The Norcross, Ga., company said Friday that "several third parties" had expressed interest in financing the deal, but none that would make the deal financially viable.

"After consultation with possible financing sources for a potential transaction, I determined that I could not formulate an offer that I believed would be in the best interest of the shareholders of InterCept, and have therefore decided not to present an offer to the special committee," Mr. Collins said in the announcement. "With that decision made, I will be available to the committee in its efforts to evaluate the indications of interest it has received."

Neither Mr. Collins nor other senior management at InterCept would comment beyond the press release.

Among customers the reaction was more curiosity than concern.

George Drew, an executive vice president and the chief financial officer at American Bancorp in Edmond, Okla., said he was not concerned about continued service from InterCept. But he said that the lack of funding for Mr. Collins' plans was something the $250 million-asset bank holding company would look at carefully.

"The obvious question is why did the effort fail?" Mr. Drew said in an interview. "Were there not enough people interested in the company, or is there some underlying issue that prevented [Mr. Collins] from accomplishing his goal?"

American Bancorp uses InterCept for its check processing, and still intends to pursue an upgrade of its processing and core systems it had planned with InterCept for 2004, Mr. Drew said.

"I don't anticipate that this will have a dramatic effect on our service level," he said. "But they can't find anyone that wants to invest in them. I think it's something we'll check into."

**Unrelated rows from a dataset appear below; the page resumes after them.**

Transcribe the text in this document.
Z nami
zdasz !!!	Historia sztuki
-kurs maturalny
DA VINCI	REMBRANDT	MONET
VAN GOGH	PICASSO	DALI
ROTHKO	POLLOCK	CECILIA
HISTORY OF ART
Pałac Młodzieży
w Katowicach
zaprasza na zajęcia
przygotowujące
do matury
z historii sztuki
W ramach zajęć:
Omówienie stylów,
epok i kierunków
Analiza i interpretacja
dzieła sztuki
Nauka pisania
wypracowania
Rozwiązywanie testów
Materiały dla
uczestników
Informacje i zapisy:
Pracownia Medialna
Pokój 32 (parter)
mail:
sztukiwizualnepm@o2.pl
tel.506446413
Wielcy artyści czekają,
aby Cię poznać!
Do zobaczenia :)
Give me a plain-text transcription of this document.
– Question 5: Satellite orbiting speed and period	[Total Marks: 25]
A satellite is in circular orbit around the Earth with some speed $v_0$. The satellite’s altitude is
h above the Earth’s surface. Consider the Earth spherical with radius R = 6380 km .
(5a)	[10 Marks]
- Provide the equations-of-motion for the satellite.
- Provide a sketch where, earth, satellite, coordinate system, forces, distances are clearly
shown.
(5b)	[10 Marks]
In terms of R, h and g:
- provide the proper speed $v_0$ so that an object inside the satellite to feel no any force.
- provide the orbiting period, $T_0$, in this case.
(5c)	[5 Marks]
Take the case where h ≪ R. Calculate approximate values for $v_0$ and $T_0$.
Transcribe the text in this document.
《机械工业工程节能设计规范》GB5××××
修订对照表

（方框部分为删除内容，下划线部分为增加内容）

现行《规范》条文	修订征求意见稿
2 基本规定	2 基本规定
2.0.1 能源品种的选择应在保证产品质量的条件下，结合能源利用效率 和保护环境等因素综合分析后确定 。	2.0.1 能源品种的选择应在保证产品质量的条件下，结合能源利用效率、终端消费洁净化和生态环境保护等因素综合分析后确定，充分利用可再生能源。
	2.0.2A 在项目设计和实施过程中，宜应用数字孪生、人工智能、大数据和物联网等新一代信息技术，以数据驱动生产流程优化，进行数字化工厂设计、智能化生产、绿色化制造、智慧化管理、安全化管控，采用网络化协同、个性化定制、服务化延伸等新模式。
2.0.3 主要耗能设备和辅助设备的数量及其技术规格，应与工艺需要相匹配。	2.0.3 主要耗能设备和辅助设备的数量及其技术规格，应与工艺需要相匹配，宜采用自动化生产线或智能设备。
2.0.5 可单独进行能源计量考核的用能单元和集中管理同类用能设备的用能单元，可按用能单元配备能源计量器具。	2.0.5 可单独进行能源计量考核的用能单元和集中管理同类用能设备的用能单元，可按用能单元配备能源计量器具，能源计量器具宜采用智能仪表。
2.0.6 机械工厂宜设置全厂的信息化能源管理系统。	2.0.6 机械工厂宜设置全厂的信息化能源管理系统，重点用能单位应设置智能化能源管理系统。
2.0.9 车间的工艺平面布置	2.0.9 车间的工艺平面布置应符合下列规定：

Craig Apatov, the managing director of marketing and business development at GMAC Bank in Wilmington, Del., which announced a partnership in September to offer payment services to GMAC clients with InterCept, said he had no comment on Mr. Collins' announcement. He did say he saw no reason to believe this would affect the relationship between the two companies.

GMAC Bank is "excited" about the partnership and thinks InterCept "is a great company," Mr. Apatov said. "They are well positioned to do what we want to do in the payments space."

The partnership with GMAC Bank, a subsidiary of General Motors Corp.'s GMAC Residential Holding Corp., was billed as a boon to InterCept's fledgling merchant processing unit - a division that analysts say could be the root of InterCept's problems.

In just the third quarter the merchant unit's revenues fell 28.5% year over year, to $14.6 million. The company also reported a $1 million shortfall caused by customer attrition; $800,000 of charges from a contract dispute; and $400,000 of bank-assessment charges, which kick in when transaction volumes are not high enough.

Shares of InterCept fell 5.44% Friday, to $9.90.